Women's Media Group (WMG) celebrated its 50th anniversary with a gala at the New-York Historical Society on the Upper West Side on March 25. More than 200 members of the professional association attended the event, which featured a cocktail mixer, silent auction, keynote interview, and award ceremony. The evening also saw WMG copresidents Jodi Brockington and Jennifer A. Perry announce the launch of the WMG Forever Project, an archive and oral history of the organization.

WMG was founded in the autumn of 1974, with organizers deciding to hold its 50th anniversary gala in March due to its being Women's History Month. (Perry also noted that the gala date marked Gloria Steinem's 90th birthday.) Roughly 80% of its members work in book publishing.

WMG president emeritus Kathy Sandler, senior manager of content applications and digital workflow development at Penguin Random House, was the interlocutor of the evening's keynote interview with author Gretchen Rubin. During the interview, Rubin, best known for her 2009 book The Happiness Project, surmised that she was one of the first authors to use blogging to establish an audience before publishing her first book and stressed that a "direct connection to your audience is precious," noting that newsletters and podcasts are more effective ways to build this connection than such mediated platforms as Instagram or Twitter.

Among the evening's award honorees were the Brooklyn Public Library's Books Unbanned initiative, editor and literary agent Marie Dutton Brown, Bloomsbury senior editor Amber Oliver, literary nonprofit We Need Diverse Books, Abrams president and CEO Mary McAveney, TalentFairy founder and CEO Chandra Turner, and Meet the Writers founder and executive director Michele Weisman.

Author and Brooklyn Public Library board chair Nina Lorez Collins accepted the Champion of Media Award on behalf of the BPL and its Books Unbanned initiative, which gives library cards to teens and young adults across the U.S. to provide access to digital copies of widely banned books. Collins previously worked as a scout, agent, and author, and finally took over managing the estate of her mother, the late author Kathleen Collins, before being named board chair at the Brooklyn Public in 2021.

"We couldn't sit idly by while books rejected by a few were removed from library shelves for all," she said of Books Unbanned, which launched in April 2022. She added that more than 7,000 teens had applied for cards and five libraries have joined the program since its launch.

Publishing legend Marie Dutton Brown reflected on her illustrious career while accepting the Media Trailblazer Award.
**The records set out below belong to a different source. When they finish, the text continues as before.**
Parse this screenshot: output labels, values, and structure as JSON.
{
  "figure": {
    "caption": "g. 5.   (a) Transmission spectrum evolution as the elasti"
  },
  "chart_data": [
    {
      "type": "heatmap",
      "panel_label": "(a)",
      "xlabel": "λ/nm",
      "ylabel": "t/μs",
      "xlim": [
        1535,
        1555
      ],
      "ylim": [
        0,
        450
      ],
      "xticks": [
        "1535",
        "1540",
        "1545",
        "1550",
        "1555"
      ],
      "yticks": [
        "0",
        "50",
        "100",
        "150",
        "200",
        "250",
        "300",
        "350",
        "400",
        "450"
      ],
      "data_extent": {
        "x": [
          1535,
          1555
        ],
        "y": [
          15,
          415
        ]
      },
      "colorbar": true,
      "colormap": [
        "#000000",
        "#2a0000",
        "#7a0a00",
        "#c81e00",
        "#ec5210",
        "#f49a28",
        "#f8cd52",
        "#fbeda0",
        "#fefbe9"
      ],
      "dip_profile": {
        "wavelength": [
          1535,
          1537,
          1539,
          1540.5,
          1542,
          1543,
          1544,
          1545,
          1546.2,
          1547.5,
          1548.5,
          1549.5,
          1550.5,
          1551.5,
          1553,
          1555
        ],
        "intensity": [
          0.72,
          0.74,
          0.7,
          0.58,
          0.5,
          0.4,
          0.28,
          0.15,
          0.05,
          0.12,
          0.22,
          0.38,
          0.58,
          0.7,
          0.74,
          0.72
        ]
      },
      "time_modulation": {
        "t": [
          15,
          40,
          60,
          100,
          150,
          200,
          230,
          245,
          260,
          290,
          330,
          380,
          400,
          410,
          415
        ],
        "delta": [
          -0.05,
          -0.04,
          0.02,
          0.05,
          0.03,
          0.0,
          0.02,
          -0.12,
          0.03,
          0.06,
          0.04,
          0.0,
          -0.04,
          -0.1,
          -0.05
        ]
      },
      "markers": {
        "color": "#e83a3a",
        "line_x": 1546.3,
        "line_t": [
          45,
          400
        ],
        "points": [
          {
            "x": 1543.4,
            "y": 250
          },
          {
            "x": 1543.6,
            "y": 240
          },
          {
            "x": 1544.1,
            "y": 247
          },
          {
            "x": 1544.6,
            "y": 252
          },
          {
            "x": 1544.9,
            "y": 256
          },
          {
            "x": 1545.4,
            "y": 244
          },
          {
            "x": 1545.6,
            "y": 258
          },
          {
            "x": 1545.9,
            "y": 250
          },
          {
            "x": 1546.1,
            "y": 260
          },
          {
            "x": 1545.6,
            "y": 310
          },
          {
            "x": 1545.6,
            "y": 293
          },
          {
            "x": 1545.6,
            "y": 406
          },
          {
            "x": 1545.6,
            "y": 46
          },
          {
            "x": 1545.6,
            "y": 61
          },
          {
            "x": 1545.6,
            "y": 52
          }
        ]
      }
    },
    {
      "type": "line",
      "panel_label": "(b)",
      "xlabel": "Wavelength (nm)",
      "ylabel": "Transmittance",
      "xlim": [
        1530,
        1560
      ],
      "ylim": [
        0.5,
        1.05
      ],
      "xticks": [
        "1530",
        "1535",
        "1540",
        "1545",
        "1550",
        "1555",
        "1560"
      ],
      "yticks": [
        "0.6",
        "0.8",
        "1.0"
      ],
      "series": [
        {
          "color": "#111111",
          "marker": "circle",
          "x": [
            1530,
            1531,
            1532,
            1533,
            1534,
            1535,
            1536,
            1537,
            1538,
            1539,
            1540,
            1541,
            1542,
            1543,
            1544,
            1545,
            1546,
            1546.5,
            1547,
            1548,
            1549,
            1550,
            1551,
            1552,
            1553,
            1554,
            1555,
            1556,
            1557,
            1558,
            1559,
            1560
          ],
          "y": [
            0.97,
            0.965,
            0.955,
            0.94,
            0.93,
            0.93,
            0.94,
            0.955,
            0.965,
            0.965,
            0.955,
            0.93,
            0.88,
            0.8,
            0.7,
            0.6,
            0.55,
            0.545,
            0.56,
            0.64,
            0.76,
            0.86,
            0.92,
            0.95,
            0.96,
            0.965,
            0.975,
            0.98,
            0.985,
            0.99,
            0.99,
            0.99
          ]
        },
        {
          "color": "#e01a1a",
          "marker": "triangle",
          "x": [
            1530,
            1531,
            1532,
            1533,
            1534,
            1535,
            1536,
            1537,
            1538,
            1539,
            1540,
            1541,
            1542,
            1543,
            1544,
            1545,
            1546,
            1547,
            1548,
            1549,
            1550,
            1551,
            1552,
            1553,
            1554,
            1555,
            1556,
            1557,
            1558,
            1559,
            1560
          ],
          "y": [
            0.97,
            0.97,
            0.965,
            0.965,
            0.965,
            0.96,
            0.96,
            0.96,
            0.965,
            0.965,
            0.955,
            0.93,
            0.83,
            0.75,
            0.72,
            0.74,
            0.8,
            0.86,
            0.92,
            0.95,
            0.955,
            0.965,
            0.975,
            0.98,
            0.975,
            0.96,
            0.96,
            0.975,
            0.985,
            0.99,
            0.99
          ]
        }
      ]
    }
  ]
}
Over the course of nearly six decades, Brown was a senior editor at Doubleday, sales manager at Endicott Booksellers, editor-in-chief of Elan magazine, and finally the founder of her own literary agency, Marie Brown and Associates, making her one of the book world's first Black agents.

"The significance of the opportunity that Doubleday offered me nearly 60 years ago"—as a "general publishing trainee," i.e. an intern—"continues to be fundamental to my work today," Brown said.

Bloomsbury senior editor Amber Oliver was presented the Media Superstar Award by her sister, Naomi Spratley, a contracts assistant at Macmillan, who said she decided to pursue a career in publishing thanks to Amber's example. "Ultimately, my dream of being an editor who has helped authors leave a mark on the world has come true," Oliver said, before thanking several colleagues and mentors, including Callie Garnett of Bloomsbury and Tracy Sherrod of Little, Brown.

We Need Diverse Books president and CEO Ellen Oh accepted the Diversity Advocate Award on behalf of the organization, which advocates for more diversity in children's literature. She noted that while she was "deeply honored" to accept the award, she was also "painfully aware" of the fact that the current wave of book banning is in large part a "direct response to our work." She added, "Awards like this make us aware that we are not alone in this fight."